Die Herrlichkeit des Dienstes im neuen Bund

1Heben wir denn abermals an, uns selbst zu preisen? Oder bedürfen wir, wie etliche, der Lobebriefe an euch oder Lobebriefe von euch? (2.Kor. 5,12) 2Ihr seid unser Brief, in unser Herz geschrieben, der erkannt und gelesen wird von allen Menschen; (1.Kor. 9,2) 3die ihr offenbar geworden seid, daß ihr ein Brief Christi seid, durch unsern Dienst zubereitet, und geschrieben nicht mit Tinte, sondern mit dem Geist des lebendigen Gottes, nicht in steinerne Tafeln, sondern in fleischerne Tafeln des Herzens. (2.Mose 24,12)

4Ein solch Vertrauen aber haben wir durch Christum zu Gott. 5Nicht, daß wir tüchtig sind von uns selber, etwas zu denken als von uns selber; sondern daß wir tüchtig sind, ist von Gott, (2.Kor. 2,16) 6welcher auch uns tüchtig gemacht hat, das Amt zu führen des Neuen Testaments, nicht des Buchstaben, sondern des Geistes. Denn der Buchstabe tötet, aber der Geist macht lebendig. (Jer. 31,31; 1.Kor. 11,25; Röm. 7,6; Joh. 6,63)

7So aber das Amt, das durch die Buchstaben tötet und in die Steine gebildet war, Klarheit hatte, also daß die Kinder Israel nicht konnten ansehen das Angesicht Mose's um der Klarheit willen seines Angesichtes, die doch aufhört, (2.Mose 34,29-35) 8wie sollte nicht viel mehr das Amt, das den Geist gibt, Klarheit haben! (Gal. 3,2; Gal. 3,5) 9Denn so das Amt, das die Verdammnis predigt, Klarheit hat, wie viel mehr hat das Amt, das die Gerechtigkeit predigt, überschwengliche Klarheit. (5.Mose 27,26; Röm. 1,17; Röm. 3,21) 10Denn auch jenes Teil, das verklärt war, ist nicht für Klarheit zu achten gegen die überschwengliche Klarheit. 11Denn so das Klarheit hatte, das da aufhört, wie viel mehr wird das Klarheit haben, das da bleibt.

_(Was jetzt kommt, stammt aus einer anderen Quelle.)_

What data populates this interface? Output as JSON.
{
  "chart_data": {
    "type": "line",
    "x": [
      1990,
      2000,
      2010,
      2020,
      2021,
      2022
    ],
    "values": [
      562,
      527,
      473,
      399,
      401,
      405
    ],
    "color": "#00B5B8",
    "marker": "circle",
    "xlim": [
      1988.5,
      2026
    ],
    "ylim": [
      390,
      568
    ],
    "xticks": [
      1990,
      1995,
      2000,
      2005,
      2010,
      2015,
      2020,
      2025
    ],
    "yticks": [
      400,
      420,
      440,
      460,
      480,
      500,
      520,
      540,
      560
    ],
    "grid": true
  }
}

12Dieweil wir nun solche Hoffnung haben, sind wir voll großer Freudigkeit 13und tun nicht wie Mose, der die Decke vor sein Angesicht hing, daß die Kinder Israel nicht ansehen konnten das Ende des, das aufhört; (2.Mose 34,33; 2.Mose 34,35) 14sondern ihre Sinne sind verstockt. Denn bis auf den heutigen Tag bleibt diese Decke unaufgedeckt über dem alten Testament, wenn sie es lesen, welche in Christo aufhört; (Röm. 11,25; Apg. 28,27) 15aber bis auf den heutigen Tag, wenn Mose gelesen wird, hängt die Decke vor ihrem Herzen. 16Wenn es aber sich bekehrte zu dem HERRN, so würde die Decke abgetan. (Röm. 11,23; Röm. 11,26; 2.Mose 34,34)

17Denn der HERR ist der Geist; wo aber der Geist des HERRN ist, da ist Freiheit. 18Nun aber spiegelt sich in uns allen des HERRN Klarheit mit aufgedecktem Angesicht, und wir werden verklärt in dasselbe Bild von einer Klarheit zu der andern, als vom HERRN, der der Geist ist. (2.Kor. 4,6)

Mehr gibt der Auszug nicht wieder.